In order to achieve that, we need to mock the `randint` method, so that it always returns the same value. We decided to use the `patch` decorator from `mock` library to achieve it.

Since we import a method like this:

``````from random import randint
``````

It can be tempting to try and use `patch` like this:

``````from mock import patch

@patch('random.randint', return_value=59)
def test_create_point(_):
point = create_random_point()

assert point.x == 59
assert point.y == 59
``````

However, if you try this, you will see that it doesn't work: So the question is, of course: why it doesn't work?

Actually, Python's `unittest.mock` library documentation provides us with an answer, but it might be a bit hard to understand at first. Let's take a look: So what does it mean, where the object is looked up?
In our simple example, we are looking up, or using, function `randint` from the file `point.py`, or, module `point`. And what the text is saying, is that the name that `patch` wants is in module `point`, and not where it is defined, which is in module `random`.

Let's try to change the code so that we take this into account:

``````@patch('point.randint', return_value=59)
def test_create_point(_):
point = create_random_point()
assert point.x == 59
assert point.y == 59
``````

And voila, if we now run `pytest` again, the tests will pass! The mnemonic rule that I remembered this by is:

The object should be patched using a path it's imported TO, not where it is imported FROM.

Now, let's see what happens if we import `randint` a little bit differently.
Say, we now import it using syntax:

``````from dataclasses import dataclass
import random.randint

MAX_X = 100
MAX_Y = 100

@dataclass
class Point:
x: float
y: float

def create_random_point():
return Point(
x=random.randint(0, MAX_X),
y=random.randint(0, MAX_Y)
)
``````

The tests will stop working again! In this case, the name `randint` is being looked up in module `random` again, since we access it as `random.randint`. We need to change the test correspondingly:

``````@patch('random.randint', return_value=59)
def test_create_point(_):
point = create_random_point()
assert point.x == 59
assert point.y == 59
``````

And everything works again!

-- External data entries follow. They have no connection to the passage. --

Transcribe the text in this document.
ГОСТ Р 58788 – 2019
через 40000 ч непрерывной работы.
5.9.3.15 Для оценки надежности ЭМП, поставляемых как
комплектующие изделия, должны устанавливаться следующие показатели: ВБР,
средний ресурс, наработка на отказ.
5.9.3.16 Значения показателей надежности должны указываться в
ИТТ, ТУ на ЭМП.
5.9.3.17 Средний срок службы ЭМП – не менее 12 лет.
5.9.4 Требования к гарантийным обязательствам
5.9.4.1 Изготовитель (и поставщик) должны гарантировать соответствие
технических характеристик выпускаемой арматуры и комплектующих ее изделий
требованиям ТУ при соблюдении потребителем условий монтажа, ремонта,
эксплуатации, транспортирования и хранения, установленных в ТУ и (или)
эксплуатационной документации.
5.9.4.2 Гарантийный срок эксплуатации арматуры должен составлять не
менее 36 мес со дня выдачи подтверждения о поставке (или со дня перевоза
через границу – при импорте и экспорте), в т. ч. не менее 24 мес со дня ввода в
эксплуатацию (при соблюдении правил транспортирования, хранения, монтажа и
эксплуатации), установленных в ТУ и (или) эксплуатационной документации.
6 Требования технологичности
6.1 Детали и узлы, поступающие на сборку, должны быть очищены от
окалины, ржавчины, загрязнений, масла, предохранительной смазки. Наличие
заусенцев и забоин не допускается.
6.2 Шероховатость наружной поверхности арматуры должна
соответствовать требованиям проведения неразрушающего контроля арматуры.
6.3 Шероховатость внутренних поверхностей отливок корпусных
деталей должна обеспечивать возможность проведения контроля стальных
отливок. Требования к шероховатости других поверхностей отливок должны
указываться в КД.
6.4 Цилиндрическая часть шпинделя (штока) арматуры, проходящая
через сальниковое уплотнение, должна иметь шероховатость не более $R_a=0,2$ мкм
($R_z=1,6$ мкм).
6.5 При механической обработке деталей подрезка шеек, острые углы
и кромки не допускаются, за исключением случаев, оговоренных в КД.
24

BONUS TRACK

If you want to test for different values of `x` and `y`, you can do it by passing an iterable to the `side_effect` parameter of `patch`:

``````@patch('point.random.randint', side_effect=[59, 63])
def test_create_point(_):
point = create_random_point()
assert point.x == 59
assert point.y == 63
``````

That's it for today! Thanks for reading and I hope this was useful.